Drawing from ethnographic, archaeological, and ethnohistorical sources, we know that not every Makah person was qualified to be a whaler. The prerogative to hunt whales was inherited, but also had to be earned. Young men apprenticed to experienced senior men to learn the technology and personal power necessary for whaling and seafaring. They prepared for the hunt by fasting, spiritual purification, and rigorous physical training. Women played roles of equal importance; the wives of whalers had to undergo their own rites of purification and spiritual disciplines. It was a great privilege to be involved in whaling, and the entire community depended on the success of the whaling party. The same is true today.
Non-natives have caricatured contemporary Makahs as red-neck hunters, out to enjoy the thrill of killing. This portrait easily fits that of the "savage" or "primitive" American Indian. This grossly ethnocentric misrepresentation of Makah technological sophistication also fails to acknowledge the religious importance of whaling. While many of us have grown up in a society that rigidly divides church and state, religion was not separated out of everyday Makah life--- neither in the past or today.
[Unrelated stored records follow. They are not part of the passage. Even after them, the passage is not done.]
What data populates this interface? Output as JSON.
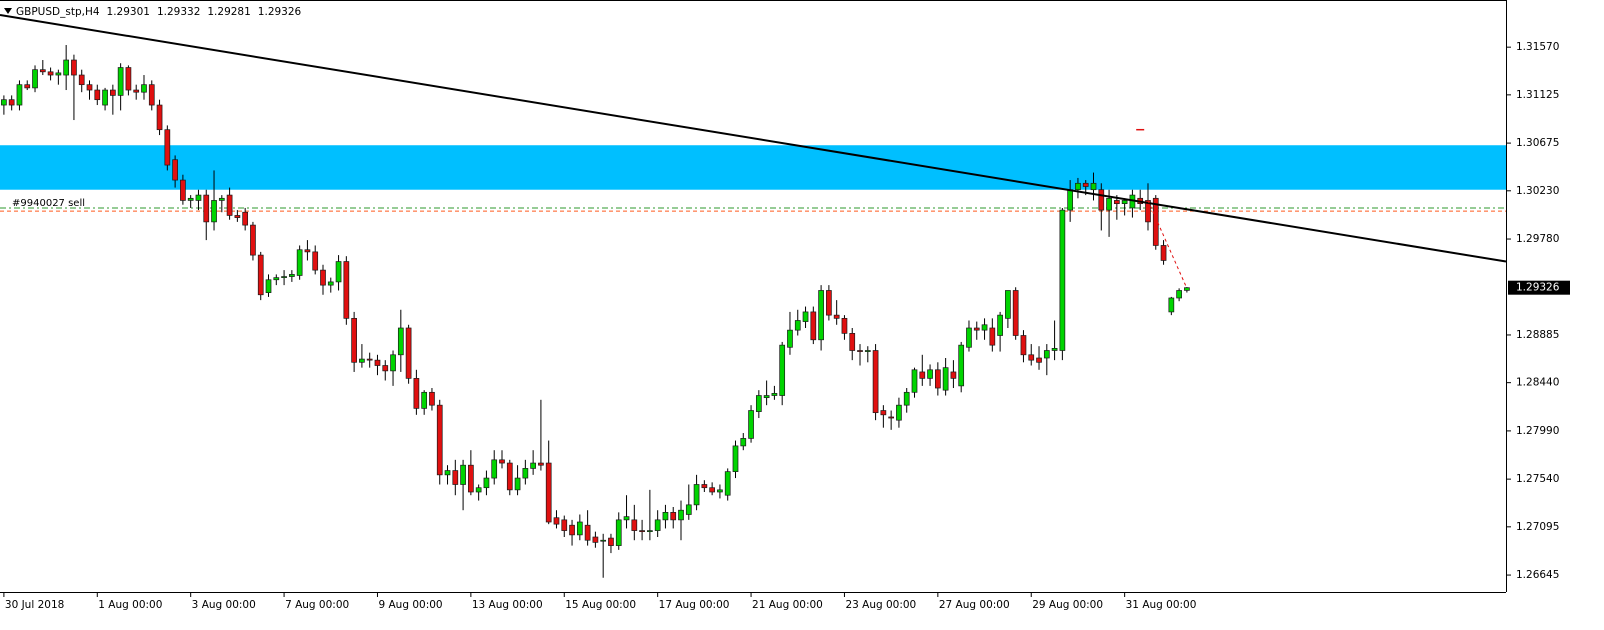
{
  "chart_data": {
    "type": "candlestick",
    "symbol": "GBPUSD_stp,H4",
    "ohlc": [
      1.29301,
      1.29332,
      1.29281,
      1.29326
    ],
    "last_price": 1.29326,
    "up_color": "#00d400",
    "down_color": "#e01010",
    "xlim": [
      -0.5,
      193
    ],
    "ylim": [
      1.26487,
      1.3201
    ],
    "yticks": [
      {
        "value": 1.3157,
        "label": "1.31570"
      },
      1.31125,
      1.30675,
      {
        "value": 1.3023,
        "label": "1.30230"
      },
      {
        "value": 1.2978,
        "label": "1.29780"
      },
      1.28885,
      {
        "value": 1.2844,
        "label": "1.28440"
      },
      {
        "value": 1.2799,
        "label": "1.27990"
      },
      {
        "value": 1.2754,
        "label": "1.27540"
      },
      1.27095,
      1.26645
    ],
    "xticks": [
      {
        "value": 0,
        "label": "30 Jul 2018"
      },
      {
        "value": 12,
        "label": "1 Aug 00:00"
      },
      {
        "value": 24,
        "label": "3 Aug 00:00"
      },
      {
        "value": 36,
        "label": "7 Aug 00:00"
      },
      {
        "value": 48,
        "label": "9 Aug 00:00"
      },
      {
        "value": 60,
        "label": "13 Aug 00:00"
      },
      {
        "value": 72,
        "label": "15 Aug 00:00"
      },
      {
        "value": 84,
        "label": "17 Aug 00:00"
      },
      {
        "value": 96,
        "label": "21 Aug 00:00"
      },
      {
        "value": 108,
        "label": "23 Aug 00:00"
      },
      {
        "value": 120,
        "label": "27 Aug 00:00"
      },
      {
        "value": 132,
        "label": "29 Aug 00:00"
      },
      {
        "value": 144,
        "label": "31 Aug 00:00"
      }
    ],
    "zone": {
      "from": 1.3024,
      "to": 1.30655,
      "color": "#00bfff"
    },
    "trendline": {
      "x": [
        -0.5,
        193
      ],
      "values": [
        1.3187,
        1.2957
      ],
      "color": "#000000"
    },
    "order": {
      "label": "#9940027 sell"
    },
    "levels": [
      {
        "value": 1.3007,
        "color": "#2e9a2e"
      },
      {
        "value": 1.3004,
        "color": "#ff5a1f"
      }
    ],
    "marker": {
      "x": 146,
      "value": 1.308,
      "color": "#e01010"
    },
    "trade_path": {
      "x": [
        147,
        152
      ],
      "values": [
        1.3014,
        1.2932
      ],
      "color": "#e01010"
    },
    "candles": [
      [
        1.3103,
        1.3112,
        1.3094,
        1.3108
      ],
      [
        1.3108,
        1.3112,
        1.3098,
        1.3103
      ],
      [
        1.3103,
        1.3126,
        1.3098,
        1.3122
      ],
      [
        1.3122,
        1.3126,
        1.3117,
        1.3119
      ],
      [
        1.3119,
        1.314,
        1.3115,
        1.3136
      ],
      [
        1.3136,
        1.3145,
        1.3131,
        1.3134
      ],
      [
        1.3134,
        1.3138,
        1.3126,
        1.3131
      ],
      [
        1.3131,
        1.3136,
        1.3122,
        1.3133
      ],
      [
        1.3131,
        1.3159,
        1.3117,
        1.3145
      ],
      [
        1.3145,
        1.315,
        1.3089,
        1.3131
      ],
      [
        1.3131,
        1.3136,
        1.3115,
        1.3122
      ],
      [
        1.3122,
        1.3126,
        1.3108,
        1.3117
      ],
      [
        1.3117,
        1.3122,
        1.3103,
        1.3108
      ],
      [
        1.3103,
        1.3119,
        1.3098,
        1.3117
      ],
      [
        1.3117,
        1.3122,
        1.3094,
        1.3112
      ],
      [
        1.3112,
        1.3142,
        1.3098,
        1.3138
      ],
      [
        1.3138,
        1.314,
        1.3112,
        1.3117
      ],
      [
        1.3117,
        1.3122,
        1.3108,
        1.3115
      ],
      [
        1.3115,
        1.3131,
        1.3108,
        1.3122
      ],
      [
        1.3122,
        1.3126,
        1.3098,
        1.3103
      ],
      [
        1.3103,
        1.3108,
        1.3075,
        1.308
      ],
      [
        1.308,
        1.3084,
        1.3042,
        1.3047
      ],
      [
        1.3052,
        1.3056,
        1.3026,
        1.3033
      ],
      [
        1.3033,
        1.3038,
        1.301,
        1.3014
      ],
      [
        1.3014,
        1.3019,
        1.3007,
        1.3016
      ],
      [
        1.3014,
        1.3024,
        1.3005,
        1.3019
      ],
      [
        1.3019,
        1.3024,
        1.2977,
        1.2994
      ],
      [
        1.2994,
        1.3042,
        1.2986,
        1.3014
      ],
      [
        1.3014,
        1.3019,
        1.3003,
        1.3016
      ],
      [
        1.3019,
        1.3026,
        1.2996,
        1.3
      ],
      [
        1.3,
        1.3005,
        1.2994,
        1.2998
      ],
      [
        1.3003,
        1.3007,
        1.2986,
        1.2991
      ],
      [
        1.2991,
        1.2994,
        1.2958,
        1.2963
      ],
      [
        1.2963,
        1.2966,
        1.2921,
        1.2926
      ],
      [
        1.2928,
        1.2945,
        1.2924,
        1.294
      ],
      [
        1.294,
        1.2945,
        1.2935,
        1.2942
      ],
      [
        1.2942,
        1.2949,
        1.2935,
        1.2943
      ],
      [
        1.2943,
        1.2949,
        1.2938,
        1.2945
      ],
      [
        1.2944,
        1.2972,
        1.294,
        1.2968
      ],
      [
        1.2968,
        1.2977,
        1.2958,
        1.2966
      ],
      [
        1.2966,
        1.2972,
        1.2945,
        1.2949
      ],
      [
        1.2949,
        1.2954,
        1.2926,
        1.2935
      ],
      [
        1.2935,
        1.2942,
        1.2928,
        1.2938
      ],
      [
        1.2938,
        1.2963,
        1.293,
        1.2957
      ],
      [
        1.2957,
        1.2962,
        1.2898,
        1.2904
      ],
      [
        1.2904,
        1.291,
        1.2854,
        1.2863
      ],
      [
        1.2863,
        1.288,
        1.2858,
        1.2866
      ],
      [
        1.2866,
        1.2872,
        1.2858,
        1.2865
      ],
      [
        1.2865,
        1.287,
        1.2851,
        1.286
      ],
      [
        1.286,
        1.2865,
        1.2846,
        1.2855
      ],
      [
        1.2855,
        1.2874,
        1.2841,
        1.287
      ],
      [
        1.287,
        1.2912,
        1.2854,
        1.2895
      ],
      [
        1.2895,
        1.2898,
        1.2843,
        1.2848
      ],
      [
        1.2848,
        1.2856,
        1.2814,
        1.282
      ],
      [
        1.282,
        1.2837,
        1.2814,
        1.2835
      ],
      [
        1.2835,
        1.2839,
        1.2818,
        1.2823
      ],
      [
        1.2823,
        1.2828,
        1.2749,
        1.2758
      ],
      [
        1.2758,
        1.2767,
        1.2749,
        1.2762
      ],
      [
        1.2762,
        1.2772,
        1.2739,
        1.2749
      ],
      [
        1.2749,
        1.2772,
        1.2725,
        1.2767
      ],
      [
        1.2767,
        1.2781,
        1.2739,
        1.2742
      ],
      [
        1.2742,
        1.2749,
        1.2734,
        1.2746
      ],
      [
        1.2746,
        1.2762,
        1.2739,
        1.2755
      ],
      [
        1.2755,
        1.2781,
        1.2749,
        1.2772
      ],
      [
        1.2772,
        1.2781,
        1.2764,
        1.2769
      ],
      [
        1.2769,
        1.2772,
        1.2739,
        1.2744
      ],
      [
        1.2744,
        1.2767,
        1.2739,
        1.2755
      ],
      [
        1.2755,
        1.2772,
        1.2749,
        1.2764
      ],
      [
        1.2764,
        1.2781,
        1.2758,
        1.2769
      ],
      [
        1.2769,
        1.2828,
        1.2762,
        1.2767
      ],
      [
        1.2769,
        1.279,
        1.2712,
        1.2714
      ],
      [
        1.2718,
        1.2725,
        1.2708,
        1.2712
      ],
      [
        1.2716,
        1.272,
        1.27,
        1.2706
      ],
      [
        1.2711,
        1.2716,
        1.2692,
        1.2702
      ],
      [
        1.2702,
        1.2721,
        1.2697,
        1.2714
      ],
      [
        1.2711,
        1.2725,
        1.2692,
        1.2697
      ],
      [
        1.27,
        1.2705,
        1.269,
        1.2695
      ],
      [
        1.2697,
        1.2703,
        1.2662,
        1.2697
      ],
      [
        1.2699,
        1.2703,
        1.2685,
        1.2692
      ],
      [
        1.2692,
        1.2723,
        1.2688,
        1.2716
      ],
      [
        1.2716,
        1.2739,
        1.2708,
        1.2719
      ],
      [
        1.2716,
        1.273,
        1.2697,
        1.2706
      ],
      [
        1.2706,
        1.2716,
        1.2697,
        1.2705
      ],
      [
        1.2705,
        1.2744,
        1.2697,
        1.2706
      ],
      [
        1.2706,
        1.2725,
        1.27,
        1.2716
      ],
      [
        1.2716,
        1.273,
        1.2708,
        1.2723
      ],
      [
        1.2723,
        1.2728,
        1.2708,
        1.2716
      ],
      [
        1.2716,
        1.2734,
        1.2697,
        1.2725
      ],
      [
        1.2721,
        1.2749,
        1.2716,
        1.273
      ],
      [
        1.273,
        1.2758,
        1.2725,
        1.2749
      ],
      [
        1.2749,
        1.2753,
        1.2742,
        1.2746
      ],
      [
        1.2746,
        1.2751,
        1.2739,
        1.2742
      ],
      [
        1.2742,
        1.2749,
        1.2736,
        1.2744
      ],
      [
        1.2739,
        1.2764,
        1.2734,
        1.2761
      ],
      [
        1.2761,
        1.279,
        1.2755,
        1.2785
      ],
      [
        1.2785,
        1.2797,
        1.2781,
        1.2792
      ],
      [
        1.2792,
        1.2823,
        1.2788,
        1.2818
      ],
      [
        1.2817,
        1.2837,
        1.2811,
        1.2832
      ],
      [
        1.283,
        1.2846,
        1.2823,
        1.2832
      ],
      [
        1.2832,
        1.2841,
        1.2828,
        1.2834
      ],
      [
        1.2832,
        1.2882,
        1.2823,
        1.2879
      ],
      [
        1.2877,
        1.291,
        1.287,
        1.2893
      ],
      [
        1.2893,
        1.2912,
        1.2888,
        1.2902
      ],
      [
        1.2901,
        1.2915,
        1.2895,
        1.291
      ],
      [
        1.291,
        1.2915,
        1.288,
        1.2884
      ],
      [
        1.2884,
        1.2935,
        1.2874,
        1.293
      ],
      [
        1.293,
        1.2935,
        1.2902,
        1.2907
      ],
      [
        1.2907,
        1.2921,
        1.2898,
        1.2904
      ],
      [
        1.2904,
        1.2907,
        1.2884,
        1.289
      ],
      [
        1.289,
        1.2895,
        1.2865,
        1.2874
      ],
      [
        1.2874,
        1.288,
        1.286,
        1.2873
      ],
      [
        1.2873,
        1.2878,
        1.2863,
        1.2874
      ],
      [
        1.2874,
        1.288,
        1.2809,
        1.2816
      ],
      [
        1.2818,
        1.2823,
        1.2802,
        1.2814
      ],
      [
        1.2812,
        1.2818,
        1.28,
        1.2811
      ],
      [
        1.2809,
        1.283,
        1.2802,
        1.2823
      ],
      [
        1.2823,
        1.2839,
        1.2816,
        1.2835
      ],
      [
        1.2835,
        1.2858,
        1.283,
        1.2856
      ],
      [
        1.2854,
        1.287,
        1.2841,
        1.2848
      ],
      [
        1.2848,
        1.2861,
        1.2841,
        1.2856
      ],
      [
        1.2856,
        1.2863,
        1.2832,
        1.2839
      ],
      [
        1.2837,
        1.2867,
        1.2832,
        1.2858
      ],
      [
        1.2854,
        1.2865,
        1.2839,
        1.2848
      ],
      [
        1.2841,
        1.2882,
        1.2835,
        1.2879
      ],
      [
        1.2877,
        1.2902,
        1.2873,
        1.2895
      ],
      [
        1.2895,
        1.2901,
        1.2884,
        1.2893
      ],
      [
        1.2893,
        1.2904,
        1.2884,
        1.2898
      ],
      [
        1.2895,
        1.2904,
        1.2873,
        1.2879
      ],
      [
        1.2888,
        1.291,
        1.2873,
        1.2907
      ],
      [
        1.2904,
        1.293,
        1.2895,
        1.293
      ],
      [
        1.293,
        1.2933,
        1.2884,
        1.2888
      ],
      [
        1.2888,
        1.2893,
        1.2863,
        1.287
      ],
      [
        1.287,
        1.288,
        1.286,
        1.2865
      ],
      [
        1.2867,
        1.2878,
        1.2856,
        1.2863
      ],
      [
        1.2867,
        1.288,
        1.2851,
        1.2874
      ],
      [
        1.2874,
        1.2902,
        1.2865,
        1.2876
      ],
      [
        1.2874,
        1.3007,
        1.2865,
        1.3005
      ],
      [
        1.3005,
        1.3033,
        1.2994,
        1.3024
      ],
      [
        1.3024,
        1.3035,
        1.3016,
        1.303
      ],
      [
        1.303,
        1.3033,
        1.3019,
        1.3027
      ],
      [
        1.3024,
        1.304,
        1.3014,
        1.303
      ],
      [
        1.3024,
        1.303,
        1.2986,
        1.3005
      ],
      [
        1.3005,
        1.3024,
        1.298,
        1.3016
      ],
      [
        1.3014,
        1.3019,
        1.2996,
        1.3011
      ],
      [
        1.3011,
        1.3016,
        1.3,
        1.3014
      ],
      [
        1.3007,
        1.3024,
        1.2998,
        1.3019
      ],
      [
        1.3016,
        1.3024,
        1.3005,
        1.3011
      ],
      [
        1.3014,
        1.303,
        1.2986,
        1.2994
      ],
      [
        1.3016,
        1.3019,
        1.2968,
        1.2972
      ],
      [
        1.2972,
        1.2977,
        1.2954,
        1.2958
      ],
      [
        1.291,
        1.2924,
        1.2907,
        1.2923
      ],
      [
        1.2923,
        1.2932,
        1.292,
        1.293
      ],
      [
        1.29301,
        1.29332,
        1.29281,
        1.29326
      ]
    ]
  }
}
The Makah and their relatives on the west coast of Vancouver Island, the Nuu-chah-nulth, were the only Northwest Coast Indians who routinely hunted whales. The Makah have a special relationship with the gray whale, and whaling is a essential part of Makah social identity. This was never strictly an economic pursuit, as it incorporated spiritual practices Christians, Jews, Muslims, Hindus, and Buddhists would call "prayer" and "meditation." Whaling was recognized as a dangerous activity, not only because of the whale's size and physical power, but because of the volatility of ocean conditions. Whalers were confronting challenges of supernatural proportions, and their success required individual and community preparation. Whaling demands comparable physical and spiritual provisions today-- although unfortunately-- the whaling crew has faced intimidation and threats of violence by misguided radical environmentalists.
While the Ozette investigations were about documenting the past, Makah whaling today is about exercising treaty rights and reclaiming history. The Makah hunt was sanctioned by the International Whaling Commission because it did not pose a threat to the survival of gray whales. As indicated recently, biologist Bruce Mate of the Hatfield Marine Science Center has documented 65 gray whales found dead along the shorelines of Mexico, California, and Oregon this past winter (1998-99). Whatever has been killing these whales should be of far greater concern to us than the single whale taken by the Makah. If we are worried about the gray whales, we should support Mate and others in discovering the causes of these deaths. We can rest assured that the Makah will use the products of their whale responsibly, to nurture their bodies and souls, to honor the memory of their ancestors, and to educate the rest of us about their unique culture.
Madonna L. Moss is an Associate Professor of Anthropology at the University of Oregon.